Eh? Tunggu sebentar, sepertinya aku berlari kearah yang salah. Tempat pertemuan yang sudah direncanakan Devian bukan disini.
Bagaimana kalau mereka tidak tahu aku selamat? Dan meninggalkanku disini? Aku harus cepat menemukan letak mobil kak Sky.
"Kenapa..."
Langkah Levin terhenti. Ia menoleh kearah wajah Lin yang berada di bahunya sekarang.
"Hah? Kau bicara apa?" Tanya Levin dengan nada malas.
"Kenapa kau... Menyelamatkanku?" Lin berusaha bicara dengan tenaganya yang seperti mau habis.
"Memangnya aku sebaik itu membiarkanmu cepat mati? Tidak bisa! Kau harus disiksa dulu dipenjara. Dan menerima semua kelakuan jahatmu." Levin kembali berjalan pelan lalu tertawa. "Tapi tenang saja, aku akan ikut denganmu. Karena sekarang aku selamat, cara terbaik menebus dosaku adalah dipenjara. Dengar ya, sampai ke neraka pun aku akan bersamamu."
Lin tersenyum kemudian menjawab. "Terimakasih, Levin."
Ha? Terimakasih? Memang tadi aku memujinya?
Setelah pembicaraan hangat itu, Lin sepertinya pingsan karena tidak lagi bicara dan bergerak. Tapi Levin dapat memastikan kalau dia belum mati.
Apa? Aku salah jalan lagi? Levin kembali menoleh ke kanan dan kiri. Tidak ada tanda-tanda jalanan yang ia lewati bersama Yve tadi pagi.
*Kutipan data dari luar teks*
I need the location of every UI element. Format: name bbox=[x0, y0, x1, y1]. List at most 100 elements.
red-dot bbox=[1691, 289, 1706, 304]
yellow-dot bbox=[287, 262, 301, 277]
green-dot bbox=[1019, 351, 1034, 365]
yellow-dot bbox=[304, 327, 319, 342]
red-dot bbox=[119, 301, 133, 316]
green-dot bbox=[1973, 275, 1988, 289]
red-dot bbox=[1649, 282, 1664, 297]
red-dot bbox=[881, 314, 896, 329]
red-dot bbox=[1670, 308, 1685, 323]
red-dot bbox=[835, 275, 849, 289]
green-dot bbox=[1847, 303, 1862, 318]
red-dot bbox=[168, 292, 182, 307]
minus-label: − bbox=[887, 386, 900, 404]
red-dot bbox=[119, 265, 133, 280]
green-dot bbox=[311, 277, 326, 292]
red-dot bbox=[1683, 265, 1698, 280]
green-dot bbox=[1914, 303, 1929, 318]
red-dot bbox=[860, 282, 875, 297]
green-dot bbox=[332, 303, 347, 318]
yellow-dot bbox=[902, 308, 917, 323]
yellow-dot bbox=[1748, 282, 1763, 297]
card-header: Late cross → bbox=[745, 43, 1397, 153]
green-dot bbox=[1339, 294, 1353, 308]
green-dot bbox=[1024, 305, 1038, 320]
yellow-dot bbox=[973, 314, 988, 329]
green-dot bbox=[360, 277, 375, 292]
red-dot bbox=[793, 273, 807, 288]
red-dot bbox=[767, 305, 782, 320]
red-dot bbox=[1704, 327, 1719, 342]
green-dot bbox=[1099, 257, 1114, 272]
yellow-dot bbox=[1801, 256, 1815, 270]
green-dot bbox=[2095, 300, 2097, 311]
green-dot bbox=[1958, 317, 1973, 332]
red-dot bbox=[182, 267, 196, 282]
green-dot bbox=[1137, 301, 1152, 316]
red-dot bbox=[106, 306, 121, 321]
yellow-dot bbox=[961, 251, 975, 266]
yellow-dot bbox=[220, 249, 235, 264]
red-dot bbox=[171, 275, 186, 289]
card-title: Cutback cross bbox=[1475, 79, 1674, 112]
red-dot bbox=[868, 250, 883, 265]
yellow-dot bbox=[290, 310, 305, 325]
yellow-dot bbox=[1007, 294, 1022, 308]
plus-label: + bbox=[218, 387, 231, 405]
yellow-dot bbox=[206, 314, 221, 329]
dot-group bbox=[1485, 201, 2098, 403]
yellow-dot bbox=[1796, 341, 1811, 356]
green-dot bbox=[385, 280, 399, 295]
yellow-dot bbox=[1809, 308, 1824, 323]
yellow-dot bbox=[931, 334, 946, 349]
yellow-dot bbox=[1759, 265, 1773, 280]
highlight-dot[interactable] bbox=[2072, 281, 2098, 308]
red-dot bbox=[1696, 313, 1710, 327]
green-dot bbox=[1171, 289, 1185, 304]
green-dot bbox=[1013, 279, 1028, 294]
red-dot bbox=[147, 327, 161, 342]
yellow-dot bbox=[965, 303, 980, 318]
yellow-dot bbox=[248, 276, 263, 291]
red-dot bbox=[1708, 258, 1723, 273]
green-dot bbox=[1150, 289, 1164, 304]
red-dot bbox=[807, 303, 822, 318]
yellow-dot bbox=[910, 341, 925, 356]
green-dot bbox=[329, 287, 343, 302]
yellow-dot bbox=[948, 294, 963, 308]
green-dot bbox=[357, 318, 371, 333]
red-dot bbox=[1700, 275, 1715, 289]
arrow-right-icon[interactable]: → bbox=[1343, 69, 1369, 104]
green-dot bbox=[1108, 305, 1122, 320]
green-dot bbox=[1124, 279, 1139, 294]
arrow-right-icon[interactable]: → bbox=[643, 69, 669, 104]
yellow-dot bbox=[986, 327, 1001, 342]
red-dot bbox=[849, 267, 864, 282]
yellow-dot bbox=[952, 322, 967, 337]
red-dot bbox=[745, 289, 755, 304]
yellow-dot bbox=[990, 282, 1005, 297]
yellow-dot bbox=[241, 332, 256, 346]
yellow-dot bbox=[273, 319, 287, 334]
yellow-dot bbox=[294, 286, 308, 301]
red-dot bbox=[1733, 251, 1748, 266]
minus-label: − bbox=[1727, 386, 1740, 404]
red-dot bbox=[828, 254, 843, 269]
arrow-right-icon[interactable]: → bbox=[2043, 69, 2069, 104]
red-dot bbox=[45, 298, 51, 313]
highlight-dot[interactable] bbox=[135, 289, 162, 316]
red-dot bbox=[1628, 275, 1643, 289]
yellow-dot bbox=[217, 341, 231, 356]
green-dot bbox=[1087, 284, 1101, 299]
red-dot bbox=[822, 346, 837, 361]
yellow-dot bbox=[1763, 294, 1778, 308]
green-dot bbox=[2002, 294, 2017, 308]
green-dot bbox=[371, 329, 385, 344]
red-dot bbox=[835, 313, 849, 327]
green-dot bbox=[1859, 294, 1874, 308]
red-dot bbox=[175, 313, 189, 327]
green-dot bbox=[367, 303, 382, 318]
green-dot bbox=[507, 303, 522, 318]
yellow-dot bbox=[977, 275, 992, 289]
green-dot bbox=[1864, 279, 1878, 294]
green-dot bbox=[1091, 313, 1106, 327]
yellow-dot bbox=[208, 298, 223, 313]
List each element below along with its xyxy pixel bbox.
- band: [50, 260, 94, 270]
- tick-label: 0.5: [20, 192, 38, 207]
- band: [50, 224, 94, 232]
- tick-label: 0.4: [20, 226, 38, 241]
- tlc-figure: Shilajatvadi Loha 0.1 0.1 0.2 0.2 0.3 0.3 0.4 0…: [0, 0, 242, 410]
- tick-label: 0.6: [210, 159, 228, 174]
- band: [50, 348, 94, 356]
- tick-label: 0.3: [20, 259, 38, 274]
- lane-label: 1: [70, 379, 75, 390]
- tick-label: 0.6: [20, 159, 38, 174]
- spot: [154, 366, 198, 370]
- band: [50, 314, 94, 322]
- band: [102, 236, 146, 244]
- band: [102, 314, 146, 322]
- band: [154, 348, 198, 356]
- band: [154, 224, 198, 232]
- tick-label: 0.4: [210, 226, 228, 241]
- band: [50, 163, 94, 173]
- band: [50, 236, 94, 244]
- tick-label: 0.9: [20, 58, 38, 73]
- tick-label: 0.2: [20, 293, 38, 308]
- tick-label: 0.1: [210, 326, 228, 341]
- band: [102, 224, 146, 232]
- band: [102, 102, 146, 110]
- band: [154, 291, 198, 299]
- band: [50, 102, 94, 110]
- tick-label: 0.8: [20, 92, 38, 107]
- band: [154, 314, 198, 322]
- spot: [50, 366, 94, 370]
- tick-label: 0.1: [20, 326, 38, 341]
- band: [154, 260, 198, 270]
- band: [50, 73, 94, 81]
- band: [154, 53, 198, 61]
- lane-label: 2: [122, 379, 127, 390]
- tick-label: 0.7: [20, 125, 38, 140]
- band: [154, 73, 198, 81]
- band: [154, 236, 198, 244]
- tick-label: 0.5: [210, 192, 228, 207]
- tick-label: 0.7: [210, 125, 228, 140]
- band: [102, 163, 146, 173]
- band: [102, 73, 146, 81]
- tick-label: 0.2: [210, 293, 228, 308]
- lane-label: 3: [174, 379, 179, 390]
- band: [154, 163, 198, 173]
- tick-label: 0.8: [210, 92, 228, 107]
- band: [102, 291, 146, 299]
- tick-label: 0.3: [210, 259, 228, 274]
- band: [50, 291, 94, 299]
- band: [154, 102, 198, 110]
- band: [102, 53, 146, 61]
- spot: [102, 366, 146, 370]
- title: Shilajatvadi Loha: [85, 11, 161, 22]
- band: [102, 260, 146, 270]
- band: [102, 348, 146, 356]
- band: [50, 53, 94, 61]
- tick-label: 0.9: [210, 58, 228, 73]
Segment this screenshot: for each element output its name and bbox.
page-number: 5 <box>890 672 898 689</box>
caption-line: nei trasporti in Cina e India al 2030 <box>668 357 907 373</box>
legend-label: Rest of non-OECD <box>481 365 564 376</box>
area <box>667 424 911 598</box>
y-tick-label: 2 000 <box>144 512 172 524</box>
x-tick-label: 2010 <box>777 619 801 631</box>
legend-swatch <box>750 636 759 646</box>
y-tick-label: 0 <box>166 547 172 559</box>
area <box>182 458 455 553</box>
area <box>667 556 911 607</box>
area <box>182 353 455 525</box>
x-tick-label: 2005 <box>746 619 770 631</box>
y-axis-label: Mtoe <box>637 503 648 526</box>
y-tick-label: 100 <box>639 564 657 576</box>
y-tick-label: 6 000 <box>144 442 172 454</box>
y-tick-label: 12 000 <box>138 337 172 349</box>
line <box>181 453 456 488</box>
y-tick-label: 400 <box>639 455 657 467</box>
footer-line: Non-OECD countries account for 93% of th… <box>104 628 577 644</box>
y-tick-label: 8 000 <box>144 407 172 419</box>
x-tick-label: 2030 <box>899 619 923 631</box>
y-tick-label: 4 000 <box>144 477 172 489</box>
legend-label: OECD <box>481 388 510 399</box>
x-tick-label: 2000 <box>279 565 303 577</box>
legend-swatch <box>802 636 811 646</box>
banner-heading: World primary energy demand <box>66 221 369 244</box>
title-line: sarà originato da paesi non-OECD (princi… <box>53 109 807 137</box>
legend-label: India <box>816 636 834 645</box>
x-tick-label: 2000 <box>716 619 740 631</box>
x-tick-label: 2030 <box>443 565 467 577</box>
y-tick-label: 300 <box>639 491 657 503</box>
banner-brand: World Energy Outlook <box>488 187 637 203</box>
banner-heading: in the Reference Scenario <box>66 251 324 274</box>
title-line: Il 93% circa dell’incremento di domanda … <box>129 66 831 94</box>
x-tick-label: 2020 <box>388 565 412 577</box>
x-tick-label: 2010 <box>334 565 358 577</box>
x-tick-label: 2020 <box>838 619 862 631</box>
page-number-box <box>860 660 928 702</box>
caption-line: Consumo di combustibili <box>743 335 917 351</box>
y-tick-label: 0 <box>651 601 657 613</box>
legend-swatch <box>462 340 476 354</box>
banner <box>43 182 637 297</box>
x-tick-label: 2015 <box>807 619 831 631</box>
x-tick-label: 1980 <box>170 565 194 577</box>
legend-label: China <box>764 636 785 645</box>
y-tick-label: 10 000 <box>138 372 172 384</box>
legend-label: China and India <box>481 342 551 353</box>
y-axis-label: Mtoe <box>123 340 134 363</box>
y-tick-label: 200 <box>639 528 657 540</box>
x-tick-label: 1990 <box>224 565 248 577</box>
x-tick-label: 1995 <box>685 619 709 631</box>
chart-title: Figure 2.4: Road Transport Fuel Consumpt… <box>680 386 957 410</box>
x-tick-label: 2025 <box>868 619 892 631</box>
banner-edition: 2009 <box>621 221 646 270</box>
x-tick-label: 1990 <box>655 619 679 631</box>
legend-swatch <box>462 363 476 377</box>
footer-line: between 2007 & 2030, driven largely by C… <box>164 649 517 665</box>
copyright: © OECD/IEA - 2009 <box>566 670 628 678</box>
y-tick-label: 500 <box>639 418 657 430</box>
Ini gara-gara gedungnya tertutup banyak asap. Aku jadi susah menentukan arah.
Jam berapa ini? Sepertinya kak Sky sudah pergi naik mobil sesuai rencana.
__ADS_1
Aku lelah berjalan dengan sia-sia sambil membawa batu besar ini.
Levin menurunkan Lin dan membaringkannya diatas tanah. Melihat luka Lin yang semua menganga dan mengeluarkan darah, membuat rasa empati Levin kembali keluar. Ia menobek ujung bajunya untuk menutupi luka Lin. Untung saja baju style hip hop yang ia pakai modelnya oversize, jadi tidak masalah jika disobek, tetap tidak membuat tubuhnya terbuka.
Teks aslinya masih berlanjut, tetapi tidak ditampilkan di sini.